Reconditioning Electrical Tools, Cables and Wiring: Part 5
Is it possible to recondition cables, wires and electrical tools after a flood? The answer is yes and no. All open wiring, including nonmetallic, sheathed cable, can generally be retained after it has been thoroughly dried along with junction boxes and connections have been remade. Unfortunately, armored cable will most likely need to be replaced, as will lead cable if the ends have been under water, with saltwater being especially damaging.
Rubber-covered cable in rigid conduit or in electrical metallic tubing may sometimes be reused, but it must be pulled out of the conduit or tubing in order to clean the housing. This procedure must be done carefully because the cable insulation can become damaged easily.
All silt and moisture must be cleaned thoroughly from the conduit or tubing before it can be used again. Potheads and all insulators should be cleaned and carefully inspected for cracks or other damage.
Instruments to use when testing
Insulation testers are the perfect instrument for testing wire and cable for waterlogged conditions, opens and shorts. It is also important to check storage and downloading capabilities. Doing these checks are especially important after a flood because it makes interfacing with insurance agencies, government regulatory agencies as well as third party involvements much easier. It shows that you have not only completed all necessary testing, but it was also done correctly.

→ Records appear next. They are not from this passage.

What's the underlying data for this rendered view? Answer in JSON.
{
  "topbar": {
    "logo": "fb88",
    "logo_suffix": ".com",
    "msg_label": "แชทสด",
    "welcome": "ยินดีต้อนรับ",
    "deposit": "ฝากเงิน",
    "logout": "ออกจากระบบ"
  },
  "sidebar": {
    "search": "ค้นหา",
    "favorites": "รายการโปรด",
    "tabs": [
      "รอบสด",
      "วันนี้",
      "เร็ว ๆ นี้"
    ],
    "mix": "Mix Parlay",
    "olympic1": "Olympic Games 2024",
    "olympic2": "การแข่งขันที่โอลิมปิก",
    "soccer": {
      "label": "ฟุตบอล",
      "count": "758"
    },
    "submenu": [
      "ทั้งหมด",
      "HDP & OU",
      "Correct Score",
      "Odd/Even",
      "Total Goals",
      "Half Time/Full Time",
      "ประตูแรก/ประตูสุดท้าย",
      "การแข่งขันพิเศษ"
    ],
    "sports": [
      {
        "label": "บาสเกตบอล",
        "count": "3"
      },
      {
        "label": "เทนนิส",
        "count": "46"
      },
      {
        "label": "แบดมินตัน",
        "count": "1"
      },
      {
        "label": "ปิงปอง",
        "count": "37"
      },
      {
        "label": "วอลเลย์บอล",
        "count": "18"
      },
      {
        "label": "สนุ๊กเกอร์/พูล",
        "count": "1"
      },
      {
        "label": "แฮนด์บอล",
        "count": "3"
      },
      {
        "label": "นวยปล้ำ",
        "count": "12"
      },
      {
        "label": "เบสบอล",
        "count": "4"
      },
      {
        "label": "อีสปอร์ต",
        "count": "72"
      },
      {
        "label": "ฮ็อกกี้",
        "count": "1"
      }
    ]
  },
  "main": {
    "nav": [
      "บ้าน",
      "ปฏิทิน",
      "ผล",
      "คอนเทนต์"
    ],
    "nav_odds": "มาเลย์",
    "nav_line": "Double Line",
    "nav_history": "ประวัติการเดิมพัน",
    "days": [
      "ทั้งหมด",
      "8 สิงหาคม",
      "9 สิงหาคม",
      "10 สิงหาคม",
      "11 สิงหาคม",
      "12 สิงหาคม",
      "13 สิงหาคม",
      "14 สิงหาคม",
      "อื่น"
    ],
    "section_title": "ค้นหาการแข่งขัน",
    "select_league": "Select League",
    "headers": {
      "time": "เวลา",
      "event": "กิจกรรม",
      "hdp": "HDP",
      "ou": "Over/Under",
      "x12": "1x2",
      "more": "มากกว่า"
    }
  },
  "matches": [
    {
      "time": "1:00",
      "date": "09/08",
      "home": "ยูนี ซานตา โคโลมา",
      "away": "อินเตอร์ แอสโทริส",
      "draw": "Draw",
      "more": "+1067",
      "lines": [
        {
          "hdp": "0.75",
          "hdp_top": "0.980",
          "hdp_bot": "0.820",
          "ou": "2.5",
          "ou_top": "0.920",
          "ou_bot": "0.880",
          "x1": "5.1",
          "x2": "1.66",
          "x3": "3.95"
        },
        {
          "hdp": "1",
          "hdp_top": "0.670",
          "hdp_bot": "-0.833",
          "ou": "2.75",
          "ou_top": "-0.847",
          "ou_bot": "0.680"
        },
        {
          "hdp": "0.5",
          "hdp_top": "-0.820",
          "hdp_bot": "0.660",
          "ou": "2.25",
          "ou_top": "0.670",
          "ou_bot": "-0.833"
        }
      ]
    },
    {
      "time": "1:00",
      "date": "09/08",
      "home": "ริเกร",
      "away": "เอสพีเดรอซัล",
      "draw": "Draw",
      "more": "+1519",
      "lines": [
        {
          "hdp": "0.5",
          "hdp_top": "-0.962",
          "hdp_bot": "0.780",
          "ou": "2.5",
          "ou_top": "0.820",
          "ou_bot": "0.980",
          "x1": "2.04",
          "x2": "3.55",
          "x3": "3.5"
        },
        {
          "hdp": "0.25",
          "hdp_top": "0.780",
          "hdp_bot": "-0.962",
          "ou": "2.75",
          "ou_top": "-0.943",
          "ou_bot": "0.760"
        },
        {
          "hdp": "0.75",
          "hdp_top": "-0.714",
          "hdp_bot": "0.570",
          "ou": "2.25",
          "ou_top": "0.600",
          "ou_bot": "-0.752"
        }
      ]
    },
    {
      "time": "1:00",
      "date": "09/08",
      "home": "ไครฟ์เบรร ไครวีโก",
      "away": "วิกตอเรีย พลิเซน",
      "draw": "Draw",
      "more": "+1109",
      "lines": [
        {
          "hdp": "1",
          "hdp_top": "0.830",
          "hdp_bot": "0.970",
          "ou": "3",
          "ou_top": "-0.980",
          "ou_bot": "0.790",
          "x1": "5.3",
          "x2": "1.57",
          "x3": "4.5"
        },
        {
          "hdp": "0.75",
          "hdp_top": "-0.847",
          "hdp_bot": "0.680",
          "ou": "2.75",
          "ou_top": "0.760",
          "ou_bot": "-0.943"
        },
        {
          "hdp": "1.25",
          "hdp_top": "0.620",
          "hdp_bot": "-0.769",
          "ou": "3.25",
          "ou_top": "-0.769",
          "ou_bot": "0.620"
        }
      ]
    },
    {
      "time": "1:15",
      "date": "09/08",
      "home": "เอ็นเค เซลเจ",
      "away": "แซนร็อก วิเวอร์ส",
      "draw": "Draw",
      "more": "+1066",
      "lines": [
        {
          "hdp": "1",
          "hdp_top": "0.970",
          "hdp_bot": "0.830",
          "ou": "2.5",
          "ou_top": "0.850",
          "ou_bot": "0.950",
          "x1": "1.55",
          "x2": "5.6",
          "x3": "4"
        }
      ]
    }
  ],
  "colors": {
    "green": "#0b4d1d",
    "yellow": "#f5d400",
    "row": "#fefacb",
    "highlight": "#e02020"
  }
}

Reconditioning of electrical tools
Electrical tools can be reconditioned in the same matter in which cables and wiring are. However, it is important that final testing is completed using a portable appliance tester. This way you know that you can safely put tools back in the hands of your workers and have met OSHA requirements. These types of testers are available and can perform a full batter of performance and safety tests.
One final note
A final thought when drying out and reconditioning equipment, don’t overlook voltage detectors for employee safety. Under the chaotic conditions of a post-flood situation, power lines may or may not be live. The most reliable way to determine if conditions are safe to proceed with maintenance and restoration is to test first with an appropriately rated voltage indicator.